The English settlers in 1660 obtained a confirmation of their title from the sachems Wanackmamack and Nickanoose, with certain reservations to the Indian inhabitants, driving, as usual, a hard, ungenerous bargain, as the Indians learned when too late. In 1700 their grievances were communicated by the Earl of Bellomont, then governor, to the crown. Their greatest complaint was, that the English had by calculation stripped them of the means of keeping cattle or live stock of any kind, even on their reserved lands, by means of concessions they did not comprehend. At that time the Indians had been decimated, numbering fewer than four hundred, while the whites had increased to eight hundred souls. The mortality of 1763 wasted the few remaining Indians to a handful.[246] In 1791 there were but four males and sixteen females. Abraham Quady, the last survivor, died within a few years.
The choice of the island by Macy is accounted for by the foregoing facts, doubtless within his knowledge, as many of the original proprietors were his townsmen.

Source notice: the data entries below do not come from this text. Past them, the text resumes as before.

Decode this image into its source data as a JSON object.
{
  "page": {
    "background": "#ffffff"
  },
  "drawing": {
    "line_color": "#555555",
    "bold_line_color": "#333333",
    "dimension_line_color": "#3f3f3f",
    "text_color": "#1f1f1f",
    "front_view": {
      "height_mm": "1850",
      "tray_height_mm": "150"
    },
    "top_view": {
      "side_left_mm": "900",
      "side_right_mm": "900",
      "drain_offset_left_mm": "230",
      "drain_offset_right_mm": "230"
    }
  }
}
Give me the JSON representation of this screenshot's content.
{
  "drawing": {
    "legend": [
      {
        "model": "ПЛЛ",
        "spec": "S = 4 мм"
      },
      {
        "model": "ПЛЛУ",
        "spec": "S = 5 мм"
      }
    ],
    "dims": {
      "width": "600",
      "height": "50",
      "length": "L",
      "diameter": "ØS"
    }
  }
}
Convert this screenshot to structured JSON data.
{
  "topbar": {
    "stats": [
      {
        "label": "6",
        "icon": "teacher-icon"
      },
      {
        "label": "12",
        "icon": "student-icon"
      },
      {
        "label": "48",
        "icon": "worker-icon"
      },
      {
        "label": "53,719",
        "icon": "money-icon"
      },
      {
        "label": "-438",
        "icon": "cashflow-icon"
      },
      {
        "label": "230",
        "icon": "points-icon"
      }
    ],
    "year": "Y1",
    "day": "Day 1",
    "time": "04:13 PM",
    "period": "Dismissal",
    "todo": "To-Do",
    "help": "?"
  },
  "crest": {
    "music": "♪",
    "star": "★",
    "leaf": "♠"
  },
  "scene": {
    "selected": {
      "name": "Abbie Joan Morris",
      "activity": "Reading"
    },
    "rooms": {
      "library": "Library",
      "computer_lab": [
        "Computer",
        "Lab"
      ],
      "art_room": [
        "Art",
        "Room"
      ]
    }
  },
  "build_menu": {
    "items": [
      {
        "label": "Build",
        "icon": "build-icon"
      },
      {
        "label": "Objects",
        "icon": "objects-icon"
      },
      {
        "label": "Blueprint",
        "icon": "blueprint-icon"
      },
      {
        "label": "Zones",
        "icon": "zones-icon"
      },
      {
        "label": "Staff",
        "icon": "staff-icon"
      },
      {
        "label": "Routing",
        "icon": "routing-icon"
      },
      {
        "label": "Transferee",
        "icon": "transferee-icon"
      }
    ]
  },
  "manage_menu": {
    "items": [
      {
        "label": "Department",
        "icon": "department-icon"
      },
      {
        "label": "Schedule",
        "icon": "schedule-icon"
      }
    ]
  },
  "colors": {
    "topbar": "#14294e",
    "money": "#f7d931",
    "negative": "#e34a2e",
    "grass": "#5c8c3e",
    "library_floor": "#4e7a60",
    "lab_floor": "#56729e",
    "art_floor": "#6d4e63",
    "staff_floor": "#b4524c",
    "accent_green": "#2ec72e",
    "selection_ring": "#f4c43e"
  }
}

Thomas Mayhew ought to be considered one of the fathers of English settlement in New England. He was of Watertown, in Massachusetts, and I presume the same person mentioned by Drake, in his "Founders," as desirous of passing, in 1637, into "fforaigne partes." He is styled Mr. Thomas Mayhew, Gent., a title raising him above the rank of tradesmen, artificers, and the like, who were not then considered gentlemen; nor is this distinction much weakened at the present day in England. Mayhew received his grant of Nantucket and two small islands adjoining in October, 1641, and on the 23d of the same month, of Martha's Vineyard and the Elizabeth Islands. The younger Mayhew, who, Mather says, settled at the Vineyard in 1642, seems to have devoted himself to the conversion of the Indians with the zeal of a missionary.[247] In 1657 he was drowned at sea, the ship in which he had sailed for England never having been heard from. He was taking with him one of the Vineyard Indians, with the hope of awakening an interest in their progress toward Christianity. Jonathan Mayhew, the celebrated divine, was of this stock.